Este
Santo Domingo garante-nos que Deus tem um projeto de salvação e de vida plena
para propor a homens e mulheres e para os fazer passar das “trevas” à “luz”.
Na
primeira leitura, um profeta pós-exílio apresenta-se aos habitantes de
Jerusalém com uma “boa nova” de Deus. A missão deste “profeta”, ungido pelo
Espírito, é anunciar um tempo novo, de vida plena e de felicidade sem fim, um
tempo de salvação que Deus vai oferecer aos “pobres”. Esta “boa notícia” deve
encher de esperança todos aqueles que não têm acesso aos bens essenciais, educação,
saúde, trabalho, justiça, amor, que não têm vez nem voz, que são injustiçados e
explorados, que são mastigados e digeridos por um sistema econômico que gera
exclusão, alienação e miséria…
Existe
um projeto de salvação que Deus tem para oferecer ao seu Povo, especialmente
aos pobres. O profeta garante-lhes que Deus os ama, que não os abandona à sua
miséria e sofrimento e que tem um projeto de vida, de alegria, de felicidade
para propor a cada homem ou a cada mulher. Assim, a descoberta do amor e da
presença libertadora de Deus conduzi-nos ao louvor, à adoração, à alegria.
Na
segunda leitura Paulo explica aos cristãos da comunidade de Tessalônica a
atitude que é preciso assumir enquanto se espera o Senhor que vem… Paulo
pede-lhes que sejam uma comunidade “santa” e irrepreensível, isto é, que vivam
alegres, em atitude de louvor e de adoração, abertos aos dons do Espírito e aos
desafios de Deus.
A
existência cristã é uma caminhada ao encontro do Senhor que vem. Na sua
peregrinação pela história, mergulhados na alegria e na tristeza, no sofrimento
e na esperança, os que creem não podem perder de vista essa meta final que dá
sentido à toda a caminhada. O caminho cristão deve ser percorrido na atenção e
na vigilância, procurando viver com coerência os compromissos assumidos no dia
do Batismo e na fidelidade às propostas de Deus.
Assim,
de acordo com a Palavra de Deus que nos é proposta, esse caminho deve ser
percorrido na alegria… O cristão é alegre, porque sabe para onde caminha e está
certo de que no final da caminhada encontra os braços amorosos de Deus que o
acolhem e o conduzem para a felicidade plena, para a vida definitiva. Nem os
sofrimentos, nem as dificuldades, nem as incompreensões, nem as perseguições
podem eliminar essa alegria serena de quem confia no encontro com o Senhor...

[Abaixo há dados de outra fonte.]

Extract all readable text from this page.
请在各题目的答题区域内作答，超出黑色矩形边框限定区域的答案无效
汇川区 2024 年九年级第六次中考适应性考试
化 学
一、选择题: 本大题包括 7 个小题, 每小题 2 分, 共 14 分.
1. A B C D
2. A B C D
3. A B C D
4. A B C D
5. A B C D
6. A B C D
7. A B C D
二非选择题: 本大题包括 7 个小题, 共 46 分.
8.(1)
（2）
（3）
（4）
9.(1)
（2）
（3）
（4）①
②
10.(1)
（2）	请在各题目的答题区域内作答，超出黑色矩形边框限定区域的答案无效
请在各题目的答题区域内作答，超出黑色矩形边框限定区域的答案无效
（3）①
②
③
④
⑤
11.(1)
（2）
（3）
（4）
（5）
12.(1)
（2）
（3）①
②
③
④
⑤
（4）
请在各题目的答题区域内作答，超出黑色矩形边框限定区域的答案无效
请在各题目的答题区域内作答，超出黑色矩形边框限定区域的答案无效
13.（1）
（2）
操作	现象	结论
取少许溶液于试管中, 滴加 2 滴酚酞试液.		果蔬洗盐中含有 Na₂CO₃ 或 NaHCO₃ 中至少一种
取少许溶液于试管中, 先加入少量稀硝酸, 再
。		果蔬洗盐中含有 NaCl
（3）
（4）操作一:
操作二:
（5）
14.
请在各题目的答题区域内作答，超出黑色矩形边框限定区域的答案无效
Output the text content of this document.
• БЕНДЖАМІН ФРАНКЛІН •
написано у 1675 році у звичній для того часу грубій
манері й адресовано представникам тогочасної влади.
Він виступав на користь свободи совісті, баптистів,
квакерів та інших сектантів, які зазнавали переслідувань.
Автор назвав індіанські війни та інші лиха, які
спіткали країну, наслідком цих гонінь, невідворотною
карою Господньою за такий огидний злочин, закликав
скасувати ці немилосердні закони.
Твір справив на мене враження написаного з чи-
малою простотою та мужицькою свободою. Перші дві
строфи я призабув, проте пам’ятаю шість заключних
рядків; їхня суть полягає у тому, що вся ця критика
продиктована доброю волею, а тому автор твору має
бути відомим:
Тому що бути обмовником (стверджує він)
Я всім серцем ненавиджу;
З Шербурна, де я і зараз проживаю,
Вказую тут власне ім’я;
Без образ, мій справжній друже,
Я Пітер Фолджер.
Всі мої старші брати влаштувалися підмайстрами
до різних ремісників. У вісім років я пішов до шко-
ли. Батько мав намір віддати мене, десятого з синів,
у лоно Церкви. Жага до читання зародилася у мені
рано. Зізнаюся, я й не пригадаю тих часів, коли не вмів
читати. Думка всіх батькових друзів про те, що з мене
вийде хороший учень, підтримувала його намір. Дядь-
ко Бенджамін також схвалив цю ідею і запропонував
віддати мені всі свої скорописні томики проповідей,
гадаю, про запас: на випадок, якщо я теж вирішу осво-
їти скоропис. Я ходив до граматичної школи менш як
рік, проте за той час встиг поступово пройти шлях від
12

Este caminho deve ser percorrido também num diálogo nunca acabado com Deus. Aquele
que crê é alguém que “ora sem cessar” e “dá graças em todas as circunstâncias”

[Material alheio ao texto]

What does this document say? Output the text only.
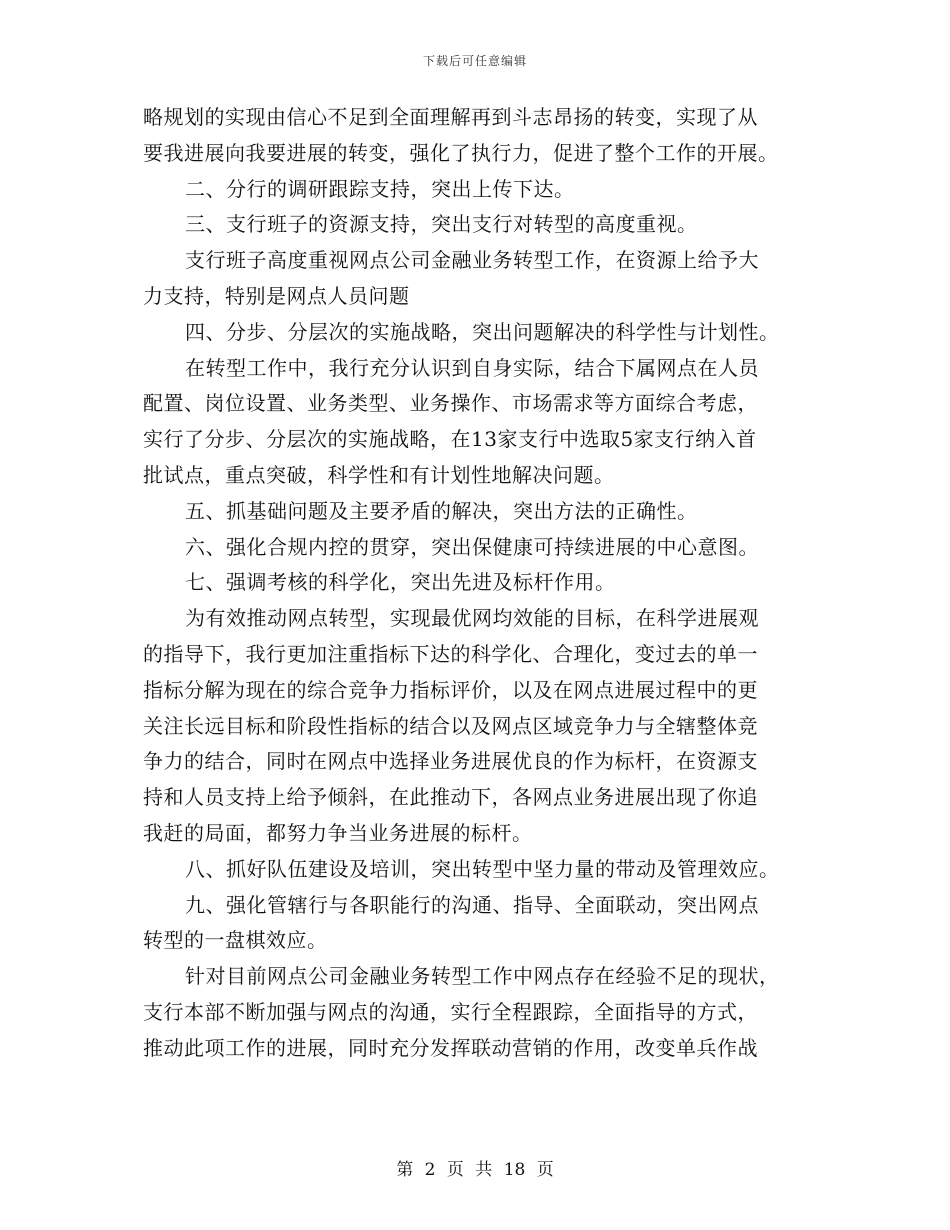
下载后可任意编辑
略规划的实现由信心不足到全面理解再到斗志昂扬的转变，实现了从
要我进展向我要进展的转变，强化了执行力，促进了整个工作的开展。
二、分行的调研跟踪支持，突出上传下达。
三、支行班子的资源支持，突出支行对转型的高度重视。
支行班子高度重视网点公司金融业务转型工作，在资源上给予大
力支持，特别是网点人员问题
四、分步、分层次的实施战略，突出问题解决的科学性与计划性。
在转型工作中，我行充分认识到自身实际，结合下属网点在人员
配置、岗位设置、业务类型、业务操作、市场需求等方面综合考虑，
实行了分步、分层次的实施战略，在13家支行中选取5家支行纳入首
批试点，重点突破，科学性和有计划性地解决问题。
五、抓基础问题及主要矛盾的解决，突出方法的正确性。
六、强化合规内控的贯穿，突出保健康可持续进展的中心意图。
七、强调考核的科学化，突出先进及标杆作用。
为有效推动网点转型，实现最优网均效能的目标，在科学进展观
的指导下，我行更加注重指标下达的科学化、合理化，变过去的单一
指标分解为现在的综合竞争力指标评价，以及在网点进展过程中的更
关注长远目标和阶段性指标的结合以及网点区域竞争力与全辖整体竞
争力的结合，同时在网点中选择业务进展优良的作为标杆，在资源支
持和人员支持上给予倾斜，在此推动下，各网点业务进展出现了你追
我赶的局面，都努力争当业务进展的标杆。
八、抓好队伍建设及培训，突出转型中坚力量的带动及管理效应。
九、强化管辖行与各职能行的沟通、指导、全面联动，突出网点
转型的一盘棋效应。
针对目前网点公司金融业务转型工作中网点存在经验不足的现状，
支行本部不断加强与网点的沟通，实行全程跟踪，全面指导的方式，
推动此项工作的进展，同时充分发挥联动营销的作用，改变单兵作战
第 2 页 共 18 页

pelos dons de Deus, pela sua presença amorosa, pela salvação que Deus não cessa
de oferecer em cada passo da caminhada. Este caminho deve ser percorrido, ainda, numa
atitude de permanente atenção aos dons e aos desafios do Espírito.
O
Evangelho apresenta-nos João Batista, a “voz” que prepara homens e mulheres para
acolher Jesus, a “luz” do mundo. O objetivo de João não é centrar sobre si
próprio o foco da atenção pública; ele está apenas interessado em levar os seus
interlocutores a acolher e a “conhecer” Jesus, “aquele” que o Pai enviou com
uma proposta de vida definitiva e de liberdade plena.
Na
primeira parte do nosso texto, apresenta-se João. Dele dizem-se duas coisas:
que é “um homem” e que foi “enviado por Deus”. O agente principal nesta
história é, naturalmente, Deus: é Deus que escolhe este homem e o envia ao
mundo com uma missão concreta. É, habitualmente, este o “método” de Deus: chama
homens, confia-lhes uma missão e, através deles, intervém no mundo. A missão de
João é “dar testemunho da luz”; esta realidade que vem de Deus e com a qual Deus
se propõe construir para homens e mulheres um mundo novo de vida definitiva e de
felicidade total. João não atua por sua própria iniciativa, mas em resposta à
escolha divina e para concretizar uma missão que Deus lhe confiou. Por outro
lado, embora enviado por Deus, João não é “a luz”, isto é, ele não tem a
capacidade de eliminar as trevas que escurecem e desfeiam a vida de homens e
mulheres, porque não tem a capacidade de dar vida. João é apenas “a testemunha”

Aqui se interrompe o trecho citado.